Treatment of hepatitis C virus genotype 4 with peginterferon alfa-2a: impact of bilharziasis and fibrosis stage.

AIM: To evaluate pegylated interferon alpha2a (PegIFN-alpha2a) in Egyptian patients with HCV genotype 4, and the impact of pretreatment viral load, co-existent bilharziasis and histological liver changes on response rate. METHODS: A total of 73 naive patients (61 with history of bilharziasis) with compensated chronic HCV genotype 4 were enrolled into: group A (38 patients) who received 180 mg PegIFN-alpha2a subcutaneously once weekly for a year and group B (35 patients) received IFN alpha-2a 3 MU 3 times weekly. Ribavirin was added to each regimen at a dose of 1200 mg. Patients were followed for 72 wk and sustained response was assessed.
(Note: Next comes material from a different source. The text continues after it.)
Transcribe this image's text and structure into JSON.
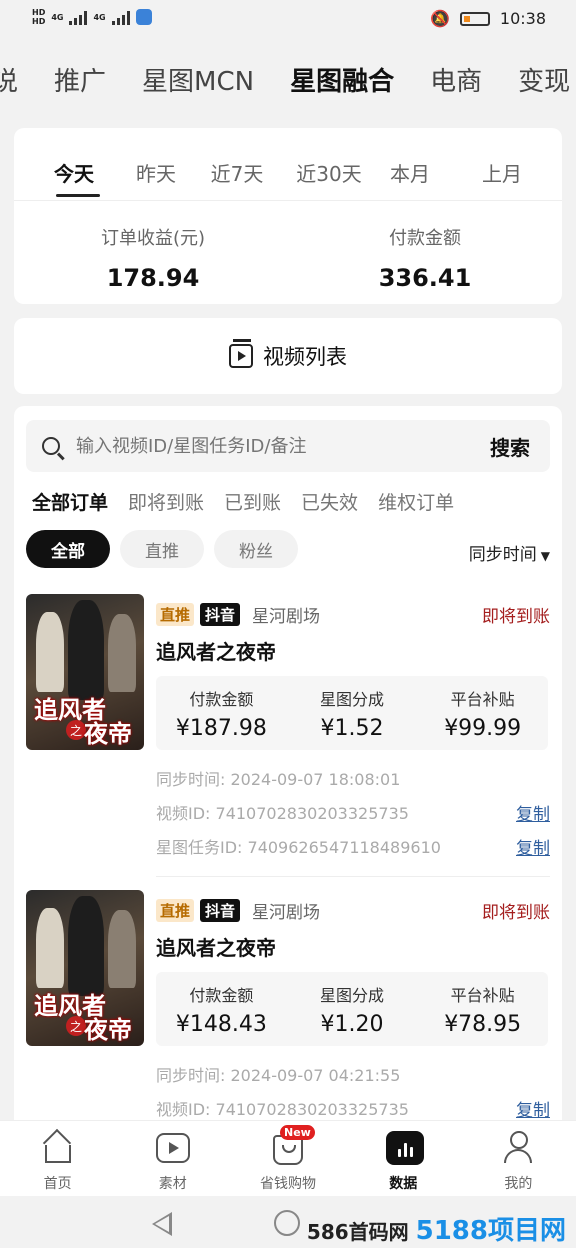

RESULTS: Significant improvement in both end of treatment response (ETR) (P < 0.002) and sustained response (SR) (P < 0.05) was noted with pegylated interferon, where ETR was achieved in 29 (76.3%) and 14 patients (40%) in both groups respectively, and 25 patients in group A (65.8%) and 9 (25.7%) in group B could retain negative viraemia by the end of follow up period. Sustained virological response (SVR) showed a significant negative correlation with age and positive correlation with pretreatment inflammation in patients receiving PegIFN. Viral clearance after 3 mo of therapy was associated with high incidence of ETR and SR (P < 0.001), but without significant difference between both forms of interferon. Significant improvement in response was achieved in patients with high grade fibrosis (grade 3 and 4) with PegIFN-alpha2a, where SR was seen in 5 out of 13 patients in group A, but none in group B. There was no significant difference in response between bilharzial and non-bilharzial patients in both groups. In terms of safety and tolerability, neutropenia was the predominant side effect; both drugs were comparable. CONCLUSION: PegIFN-alpha2a combined with ribavirin results in improvement in sustained response in HCV genotype 4, irrespective of history of bilharzial infestation.